Abstract

This article explores the main contributions of Pavel Novgorodtsev (1866–1924) to Russian philosophy of law, focusing on his central idea that the rule of law depends on a neo-idealist conception of legal consciousness based on natural law and fundamentally on human dignity, or respect for the intrinsic and absolute worth of the human person. The article examines Novgorodtsev’s critique of the historical school of jurisprudence, which was the subject of his first book, as well as his understanding of natural law as a moral ideal, of personhood as the highest moral purpose of and justification for law, and of law as the basic condition of society and therefore of human perfectibility or progress.
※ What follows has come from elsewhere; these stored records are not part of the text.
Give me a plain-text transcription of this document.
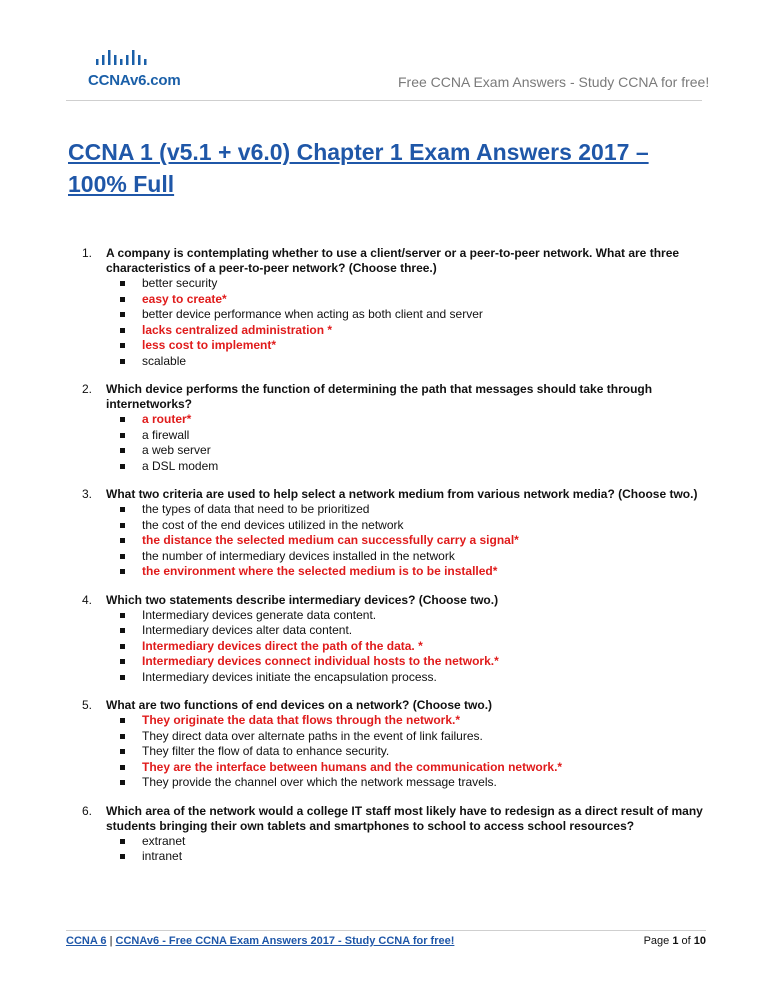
CCNAv6.com	Free CCNA Exam Answers - Study CCNA for free!
CCNA 1 (v5.1 + v6.0) Chapter 1 Exam Answers 2017 – 100% Full
1. A company is contemplating whether to use a client/server or a peer-to-peer network. What are three characteristics of a peer-to-peer network? (Choose three.)
better security
easy to create*
better device performance when acting as both client and server
lacks centralized administration *
less cost to implement*
scalable
2. Which device performs the function of determining the path that messages should take through internetworks?
a router*
a firewall
a web server
a DSL modem
3. What two criteria are used to help select a network medium from various network media? (Choose two.)
the types of data that need to be prioritized
the cost of the end devices utilized in the network
the distance the selected medium can successfully carry a signal*
the number of intermediary devices installed in the network
the environment where the selected medium is to be installed*
4. Which two statements describe intermediary devices? (Choose two.)
Intermediary devices generate data content.
Intermediary devices alter data content.
Intermediary devices direct the path of the data. *
Intermediary devices connect individual hosts to the network.*
Intermediary devices initiate the encapsulation process.
5. What are two functions of end devices on a network? (Choose two.)
They originate the data that flows through the network.*
They direct data over alternate paths in the event of link failures.
They filter the flow of data to enhance security.
They are the interface between humans and the communication network.*
They provide the channel over which the network message travels.
6. Which area of the network would a college IT staff most likely have to redesign as a direct result of many students bringing their own tablets and smartphones to school to access school resources?
extranet
intranet
CCNA 6 | CCNAv6 - Free CCNA Exam Answers 2017 - Study CCNA for free!	Page 1 of 10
It shows that his concept of “individualism” had both a methodological meaning and a more broadly philosophical meaning coinciding with the meaning of personalism (the defense of the absolute worth of personhood). Novgorodtsev based his own personalist metaphysics on an idealist theory of human nature. He held that the “absolute ideal,” one of his main philosophical concepts, entailed the metaphysical reality of the Absolute. The second half of the article details the ways Novgorodtsev applied his theory of natural law and his conception of legal consciousness to the modern state, especially in his 1909 book, The Crisis of Modern Legal Consciousness, which presents a rich intellectual history of the concept of the Rechtstaat or правовое государство. The article concludes that Novgorodtsev’s neo-idealist conception of legal consciousness deeply shaped the thought of other philosophers associated with the Moscow school of Russian legal philosophy.